Maltodextrin mit niedriger Osmolarität

Maltodextrin bietet gegenüber herkömmlichem Zucker einige Vorteile. Es besitzt bei Zufuhr der gleichen Energiemenge eine viel niedrigere Osmolarität. Das bedeutet es bindet weniger Wasser an sich. Dieser Umstand hilft dabei die Flüssigkeit besser aufzunehmen. Das ist vor allem nach dem Training nützlich, wenn der Körper sich unter Umständen bereits in einem Zustand einer leichten Dehydration befindet. Das Pulver ist weitestgehend geschmacksneutral und besitzt lediglich einen leicht süßenden Effekt. So lassen sich auch größere Mengen problemlos konsumieren. Aufgrund der beiden angeführten Vorteile ist mit einem Maltodextrin eine größere Kalorienzufuhr einfacher möglich.

Maltodextrin durch enzymatische Hydrolyse von Stärke

Das Kunstwort „Maltodextrin“ ist von dem Dimer Maltose (Malzzucker) und dem Monomer Dextrose (Glucose, Traubenzucker) abgeleitet. Dabei handelt es sich um ein in Lebensmittelverarbeitung und Medizin vielseitig verwendetes Kohlenhydratgemisch, das sich aus Mono-, Di-, Oligo- und Polymeren der Glucose zusammensetzt. Gewonnen wird Maltodextrin durch die enzymatische oder durch Säure hervorgerufene Hydrolyse von Stärke. Die prozentuale Zusammensetzung der chemischen Verbindungen variiert je nach Hydrolysegrad, wobei das die Süße angebende Dextrose-Äquivalent (DE) stets zwischen DE 3 und DE 20 liegt (Skala: 1 bis 100, wobei 100 der Süße reinen Traubenzuckers entspricht). Seine hauptsächlichen Eigenschaften sorgen dafür, dass das Polysaccharid überall dort eingesetzt wird, wo geschmacksneutrale Trägersubstanzen gebraucht werden oder eine hohe Kalorienzufuhr benötigt wird.

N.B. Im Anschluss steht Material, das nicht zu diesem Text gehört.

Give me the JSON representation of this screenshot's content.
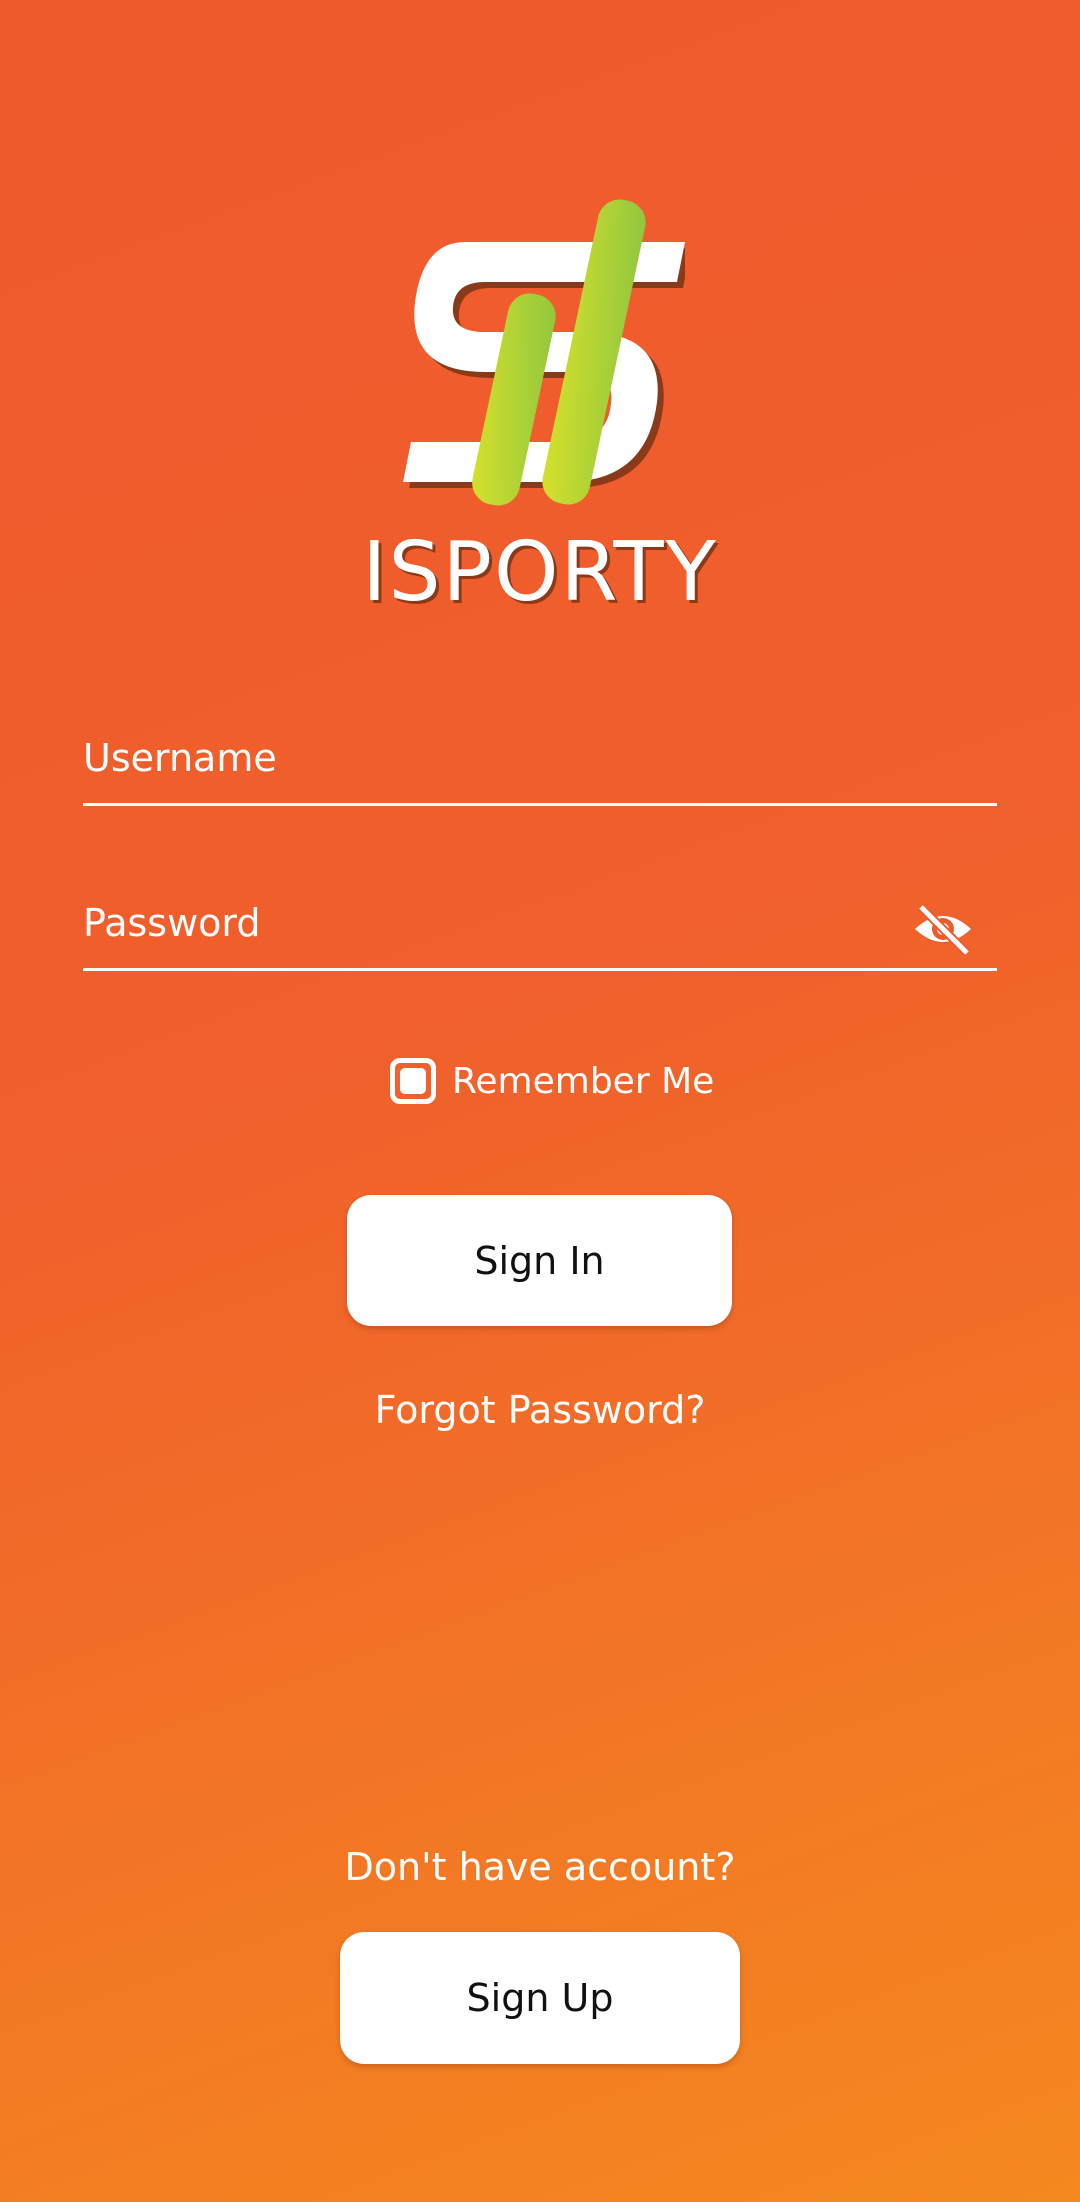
{
  "app": {
    "brand_name": "ISPORTY",
    "accent_color": "#f05a2d",
    "logo_green": "#a8d13a",
    "logo_yellow": "#d7e12b"
  },
  "login": {
    "username_placeholder": "Username",
    "password_placeholder": "Password",
    "password_toggle_icon": "eye-off-icon",
    "remember_me_label": "Remember Me",
    "remember_me_checked": true,
    "sign_in_label": "Sign In",
    "forgot_password_label": "Forgot Password?"
  },
  "signup": {
    "prompt": "Don't have account?",
    "button_label": "Sign Up"
  }
}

Resistentes Maltodextrin in einer Diät

Resistentes Maltodextrin hingegen, auch als „unverdauliches Dextrin“ bezeichnet, wird als Ballaststoff erst im Dickdarm aufgeschlossen. Die Aufnahme der unverdaulichen Stärkeverbindung dient jedoch nicht der Energiezufuhr und ist für den Leistungssport nicht von Bedeutung.

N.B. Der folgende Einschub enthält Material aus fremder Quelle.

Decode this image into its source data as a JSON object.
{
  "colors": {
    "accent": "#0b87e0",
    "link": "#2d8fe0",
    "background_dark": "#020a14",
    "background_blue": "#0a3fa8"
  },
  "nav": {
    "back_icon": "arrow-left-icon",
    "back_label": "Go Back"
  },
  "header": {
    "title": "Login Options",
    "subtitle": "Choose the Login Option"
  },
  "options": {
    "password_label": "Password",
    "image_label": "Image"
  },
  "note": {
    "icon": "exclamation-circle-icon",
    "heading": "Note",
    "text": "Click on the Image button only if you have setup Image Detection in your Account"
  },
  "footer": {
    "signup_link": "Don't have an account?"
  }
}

Maltodextrin in Diätetik und Lebensmitteltechnologie

In der Diätetik spielt das Stärkeprodukt eine Hauptrolle als Energieträger in medizinischer Flüssig- und Sondennahrung, sowie in der Sporternährung. Das Polysaccharid hat einen hohen Glykämischen Index (GI), weshalb es vor allem für Getränke und Spezialnahrung im Ausdauersport genutzt wird. Geschmacksneutralität und geringe Osmolarität (Wasserbindung) erlauben eine schnelle Aufnahme. Diese Eigenschaften prädestinieren die Verbindung für hochkalorische Gels und isotonische Getränke. Solche werden in der Regel vor oder während der Belastung durch Kraft- und Ausdauersport zugeführt. Isotonische Lösungen können besonders schnell im Organismus aufgenommen und verwertet werden. Daher werden diese zur Flüssigkeitszufuhr im Training bevorzugt verwendet.

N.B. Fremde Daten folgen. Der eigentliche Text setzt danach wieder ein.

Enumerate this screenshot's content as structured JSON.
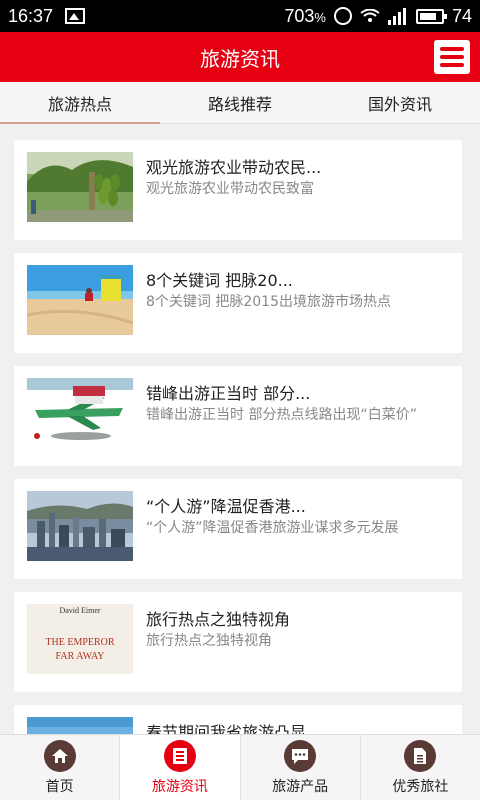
{
  "status_bar": {
    "time": "16:37",
    "data_speed": "703",
    "speed_unit": "%",
    "battery": "74"
  },
  "header": {
    "title": "旅游资讯"
  },
  "tabs": [
    {
      "label": "旅游热点",
      "active": true
    },
    {
      "label": "路线推荐",
      "active": false
    },
    {
      "label": "国外资讯",
      "active": false
    }
  ],
  "articles": [
    {
      "title": "观光旅游农业带动农民...",
      "desc": "观光旅游农业带动农民致富"
    },
    {
      "title": "8个关键词 把脉20...",
      "desc": "8个关键词 把脉2015出境旅游市场热点"
    },
    {
      "title": "错峰出游正当时 部分...",
      "desc": "错峰出游正当时 部分热点线路出现“白菜价”"
    },
    {
      "title": "“个人游”降温促香港...",
      "desc": "“个人游”降温促香港旅游业谋求多元发展"
    },
    {
      "title": "旅行热点之独特视角",
      "desc": "旅行热点之独特视角",
      "cover_author": "David Eimer",
      "cover_title": "THE EMPEROR FAR AWAY"
    },
    {
      "title": "春节期间我省旅游凸显",
      "desc": ""
    }
  ],
  "bottom_nav": [
    {
      "label": "首页",
      "icon": "home-icon",
      "active": false
    },
    {
      "label": "旅游资讯",
      "icon": "news-icon",
      "active": true
    },
    {
      "label": "旅游产品",
      "icon": "chat-icon",
      "active": false
    },
    {
      "label": "优秀旅社",
      "icon": "document-icon",
      "active": false
    }
  ],
  "colors": {
    "brand": "#e60012",
    "nav_icon": "#5a3a34"
  }
}
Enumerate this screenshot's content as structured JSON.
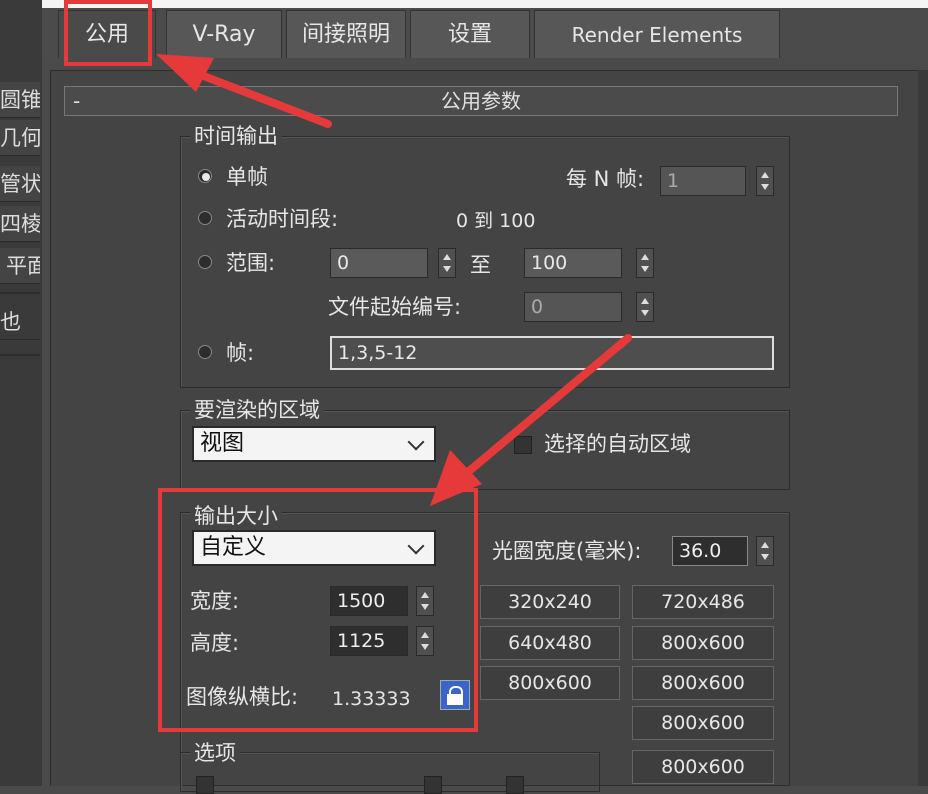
{
  "left_strip": {
    "items": [
      "圆锥",
      "几何球",
      "管状",
      "四棱",
      "平面",
      "也"
    ]
  },
  "tabs": [
    "公用",
    "V-Ray",
    "间接照明",
    "设置",
    "Render Elements"
  ],
  "rollout": {
    "collapse": "-",
    "title": "公用参数"
  },
  "time_output": {
    "legend": "时间输出",
    "single": "单帧",
    "every_n_label": "每 N 帧:",
    "every_n_value": "1",
    "active_segment": "活动时间段:",
    "active_range": "0 到 100",
    "range": "范围:",
    "range_start": "0",
    "range_to": "至",
    "range_end": "100",
    "file_number_label": "文件起始编号:",
    "file_number_value": "0",
    "frames": "帧:",
    "frames_value": "1,3,5-12"
  },
  "area": {
    "legend": "要渲染的区域",
    "dropdown": "视图",
    "auto_region": "选择的自动区域"
  },
  "output_size": {
    "legend": "输出大小",
    "dropdown": "自定义",
    "aperture_label": "光圈宽度(毫米):",
    "aperture_value": "36.0",
    "width_label": "宽度:",
    "width_value": "1500",
    "height_label": "高度:",
    "height_value": "1125",
    "aspect_label": "图像纵横比:",
    "aspect_value": "1.33333",
    "presets": [
      "320x240",
      "720x486",
      "640x480",
      "800x600",
      "800x600",
      "800x600",
      "800x600",
      "800x600"
    ]
  },
  "options": {
    "legend": "选项"
  },
  "colors": {
    "highlight": "#e63a3a",
    "lock": "#3b64c8"
  }
}
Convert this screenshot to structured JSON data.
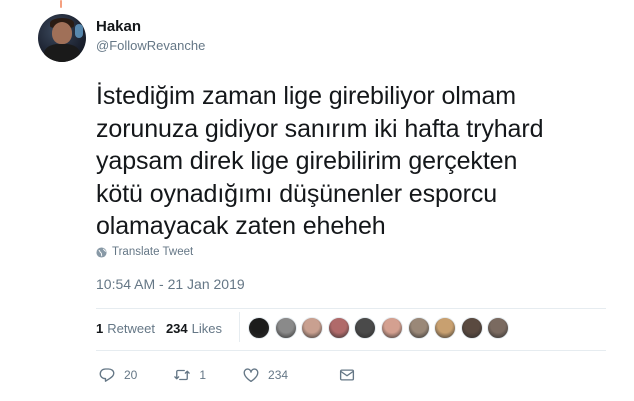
{
  "author": {
    "display_name": "Hakan",
    "handle": "@FollowRevanche"
  },
  "tweet": {
    "lines": [
      "İstediğim zaman lige girebiliyor olmam",
      "zorunuza gidiyor sanırım iki hafta tryhard",
      "yapsam direk lige girebilirim gerçekten",
      "kötü oynadığımı düşünenler esporcu",
      "olamayacak zaten eheheh"
    ],
    "translate_label": "Translate Tweet",
    "timestamp": "10:54 AM - 21 Jan 2019"
  },
  "stats": {
    "retweets_count": "1",
    "retweets_label": "Retweet",
    "likes_count": "234",
    "likes_label": "Likes"
  },
  "actions": {
    "reply_count": "20",
    "retweet_count": "1",
    "like_count": "234"
  },
  "liker_avatar_colors": [
    "#1c1c1c",
    "#8a8a8a",
    "#c9a090",
    "#b06a6a",
    "#4a4a4a",
    "#d4a090",
    "#9a8878",
    "#c8a070",
    "#5a4a40",
    "#7a6a60"
  ],
  "colors": {
    "text": "#14171a",
    "secondary": "#657786",
    "divider": "#e6ecf0"
  }
}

Die Lebensmitteltechnologie nutzt gleichermaßen Primär- und Sekundäreigenschaften des Kohlenhydratgemischs: Die stabile Verbindung eignet sich beispielsweise als Trägersubstanz für flüchtige Stoffe, weshalb sie bei der Herstellung von Aromen und Vitaminpräparaten eingesetzt wird. Gleichzeitig verhindert die Neutralität Fehl-Aromen, also das Empfinden eines unangenehmen Beigeschmacks. Wegen seiner Schaumstabilität dient Maltodextrin als Stabilisator, in Fertig- und Convenience-Produkten als Streckmittel, Verdickungsmittel, Konservierungs- und vor allem als Füllstoff. Üblicherweise wird es in Süßigkeiten, Kindernahrung, Fleisch- und Wurstwaren, Tütensuppen und Fertiggerichten verarbeitet, als Streckmittel ist es auch in Kaffeemischungen zu finden.